“I can hold my children, I can jump up and down holding them, and that feels great.”
Growing up with achondroplasia (a common form of dwarfism), Cathy Reay remembers swimming lessons as a painful experience. So for her daughters, she purposefully chose an instructor with experience of swimming with disabled children. It might take them longer to learn, but it’s clear how much they both love being in the pool.
Despite the barriers that she faced, Cathy was always motivated to swim from a young age. “I really wanted to swim, I realised quite early that for me, the experience of learning to swim would be met with its own challenges that other people weren’t experiencing around me. And, typically with other sports that would be a reason for me to give up. But with swimming, it wasn’t, because I saw how great the end goal would be,” Cathy remembers.
“As people with dwarfism, we need ways to build our core strength.”
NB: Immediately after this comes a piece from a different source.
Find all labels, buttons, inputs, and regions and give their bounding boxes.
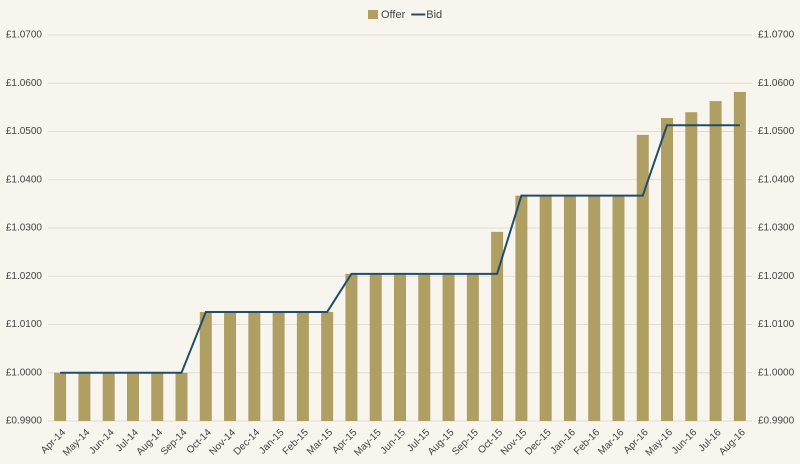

Those challenges ranged from the accessibility of the pool itself — deep, even in the shallow end, for someone of Cathy’s height — to the experience and understanding of the swimming teacher. “The teachers I had through my childhood generally didn’t know how to hold me in the water, or how to support me in the best way. And especially when you’re in a group lesson with children that are a lot taller than yourself,” Cathy explains.
“As people with achondroplasia, weight in our bodies is proportioned differently to average height bodies. So, we have very heavy heads, very heavy bums. We have very short limbs that don’t weigh very much, and have low muscle tone. And so, when we’re moving through water, our limbs aren’t that great at getting us from A to B. It needs more power behind it than it would a non-disabled person. That’s my experience. It’s not the experience of everybody with our condition.”
“When I’m swimming with my children as well, or when we’re just in the water together, we can have so much fun, playfulness, and make those memories together.”
So understandably, Cathy wanted her daughters’ experience of learning to swim to feel much more in tune with them. “As people with dwarfism, or achondroplasia, we need to find ways to build up our core strength, particularly when we’re young,” she says. “I purposefully chose an instructor that specialised in swimming with physically disabled children, because I understood the benefits of having an instructor that knew how to navigate this experience.”
“It was clear that the instructor knew how to hold my eldest in a way that was comfortable for her. She had a kind of fear initially of water, but she never had a fear of that person who was looking after her. I really saw how that was different for her, and I was really happy about that.”
“And the same instructor now teaches both of them, and they absolutely love it. It’s definitely taking them a lot longer than I think it would some other non-disabled children to learn, but that’s fine, cause as long as they enjoy doing it, I think it’s really important for them to do.”
“When I’m swimming with my children as well, we can make those memories together.”
Being in the water now with her two girls clearly gives Cathy a sense of joy. While social attitudes are not always as inclusive as they should be, there’s fewer problems with physical access. They spend time in the child and baby pools, which are more accessible and comfortable for them to use. For Cathy, swimming creates a sense of possibility and physical connection that isn’t possible in the same way on dry land.
“I feel much more liberated than I do outside of water. And there’s a really appealing sense of freedom attached to it for me. When I’m swimming with my children as well, or when we’re just in the water together, we can have so much fun, playfulness, and make those memories together. And that’s really special.”
“My children feel very heavy when I’m out of the water, and I can’t hold them for very long. Whereas in the water, I can hold them, I can move around with them, I can jump up and down holding them. And that feels great.”